Exh. G.) This evidence is consistent with Defendants’ understanding of the
initial email chain of January 2012: that Plaintiff’s status as a member was
conditioned upon the execution of an amended operating agreement, which never
occurred. This same evidence is also inconsistent with the argument, advanced
by Plaintiff, that Defendants by their subsequent conduct of including him on
various government forms as a member thereby waived any right to claim that he
was not under either the January 2012 email agreement or the CARE operating
agreement. (Motion at pp. 23–24.) After all, the above evidence may be taken to
suggest that not even Plaintiff imagined himself to be a member of CARE until
the operating agreement could be amended to take account of him.
Plaintiff’s reliance on the doctrine of “quasi-estoppel” is
likewise unpersuasive.

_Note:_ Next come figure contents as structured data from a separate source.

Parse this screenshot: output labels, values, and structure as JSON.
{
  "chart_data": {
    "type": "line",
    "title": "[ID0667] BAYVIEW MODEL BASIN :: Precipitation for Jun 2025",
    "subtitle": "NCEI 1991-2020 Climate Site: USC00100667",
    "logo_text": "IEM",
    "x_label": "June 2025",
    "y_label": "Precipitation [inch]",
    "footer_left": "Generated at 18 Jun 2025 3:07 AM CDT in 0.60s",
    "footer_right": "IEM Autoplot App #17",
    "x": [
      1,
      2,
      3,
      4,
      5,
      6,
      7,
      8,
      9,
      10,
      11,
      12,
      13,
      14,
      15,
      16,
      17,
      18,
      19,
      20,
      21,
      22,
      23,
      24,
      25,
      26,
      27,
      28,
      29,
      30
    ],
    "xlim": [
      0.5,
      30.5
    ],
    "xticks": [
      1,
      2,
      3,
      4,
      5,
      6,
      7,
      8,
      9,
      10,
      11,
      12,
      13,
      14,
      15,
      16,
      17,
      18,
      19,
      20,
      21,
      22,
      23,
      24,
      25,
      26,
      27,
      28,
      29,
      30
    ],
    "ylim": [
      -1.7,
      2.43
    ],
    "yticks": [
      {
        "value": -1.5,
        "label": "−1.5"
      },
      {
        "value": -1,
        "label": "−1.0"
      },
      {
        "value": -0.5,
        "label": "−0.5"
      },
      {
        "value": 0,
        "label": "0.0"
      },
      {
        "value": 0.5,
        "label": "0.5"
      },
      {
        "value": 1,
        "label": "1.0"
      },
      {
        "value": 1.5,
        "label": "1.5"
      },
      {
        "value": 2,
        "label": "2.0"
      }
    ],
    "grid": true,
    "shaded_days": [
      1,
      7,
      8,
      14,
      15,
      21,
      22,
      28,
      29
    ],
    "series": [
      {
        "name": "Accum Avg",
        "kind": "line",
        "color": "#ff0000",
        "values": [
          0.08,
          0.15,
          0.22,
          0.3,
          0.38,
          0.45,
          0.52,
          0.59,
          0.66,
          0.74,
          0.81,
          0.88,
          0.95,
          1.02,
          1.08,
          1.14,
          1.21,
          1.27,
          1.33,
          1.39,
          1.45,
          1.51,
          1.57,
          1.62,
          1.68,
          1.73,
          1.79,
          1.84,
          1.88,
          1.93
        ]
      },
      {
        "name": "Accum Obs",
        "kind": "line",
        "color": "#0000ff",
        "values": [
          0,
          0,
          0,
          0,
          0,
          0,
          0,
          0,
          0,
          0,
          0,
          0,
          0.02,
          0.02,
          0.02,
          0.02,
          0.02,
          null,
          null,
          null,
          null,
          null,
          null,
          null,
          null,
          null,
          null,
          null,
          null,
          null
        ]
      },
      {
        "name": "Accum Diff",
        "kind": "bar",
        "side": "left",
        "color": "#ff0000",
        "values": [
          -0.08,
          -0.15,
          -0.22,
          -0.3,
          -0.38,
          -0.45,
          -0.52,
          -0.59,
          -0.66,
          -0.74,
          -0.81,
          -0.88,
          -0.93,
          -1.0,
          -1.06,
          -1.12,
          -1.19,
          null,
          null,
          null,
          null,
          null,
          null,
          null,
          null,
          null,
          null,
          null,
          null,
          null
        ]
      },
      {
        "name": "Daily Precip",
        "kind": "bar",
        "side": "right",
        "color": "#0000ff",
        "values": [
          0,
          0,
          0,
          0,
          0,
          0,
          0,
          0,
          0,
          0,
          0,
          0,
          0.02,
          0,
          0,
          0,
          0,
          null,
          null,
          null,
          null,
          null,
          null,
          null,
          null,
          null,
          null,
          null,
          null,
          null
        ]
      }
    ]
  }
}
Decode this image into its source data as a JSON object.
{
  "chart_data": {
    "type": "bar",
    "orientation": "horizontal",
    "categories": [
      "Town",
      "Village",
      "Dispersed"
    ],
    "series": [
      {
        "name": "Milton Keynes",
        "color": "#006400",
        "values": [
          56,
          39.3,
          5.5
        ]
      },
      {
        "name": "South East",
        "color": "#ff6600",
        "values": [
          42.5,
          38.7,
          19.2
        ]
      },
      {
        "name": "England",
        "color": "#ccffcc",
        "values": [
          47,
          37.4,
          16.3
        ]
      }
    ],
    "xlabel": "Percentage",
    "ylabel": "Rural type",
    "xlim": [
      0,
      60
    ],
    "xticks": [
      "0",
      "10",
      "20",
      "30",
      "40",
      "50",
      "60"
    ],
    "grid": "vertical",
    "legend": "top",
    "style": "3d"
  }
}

The doctrine applies to circumstances where the party to
be estopped obtains an official act in their favor — usually a marriage or
divorce — and thereafter attempts to repudiate either the act itself or a fact
essential to its occurrence. (See Estate of Anderson (1997) 60
Cal.App.4th 436, 442; see also Estate of Davis (1940) 38 Cal.App.2d 579,
584 [“[O]ne who has invoked the exercise of a jurisdiction within the general
powers of the court cannot seek to reverse its orders upon the ground of lack
of jurisdiction.”].) These cases do not stand for the broad, preclusive
proposition that Plaintiff advances here.
A similar
resolution is appropriate for Plaintiff’s argument that Defendants are
equitably estopped from contesting his status as a member. The doctrine of
equitable estoppel provides that “a person may
not deny
the existence of a state of facts if that person
has intentionally
led others
to believe a
particular circumstance
to be true and to rely upon such belief to their detriment.”
(McGlynn
v. State of California (2018) 21 Cal.App.5th 548, 561.) As above, there are
triable issues as to whether Plaintiff believed he was a member during the
relevant period. Moreover, Plaintiff’s showing of detriment resulting from any
misapprehension of his status is vague, and limited to the assertion of
unspecified “tax consequences” from his inclusion in the filings. (Motion at p.
25.) Triable issues prevent this court from concluding that Defendants are
equitably estopped from denying his membership status as a matter of law.
Accordingly, the motion for summary adjudication is DENIED.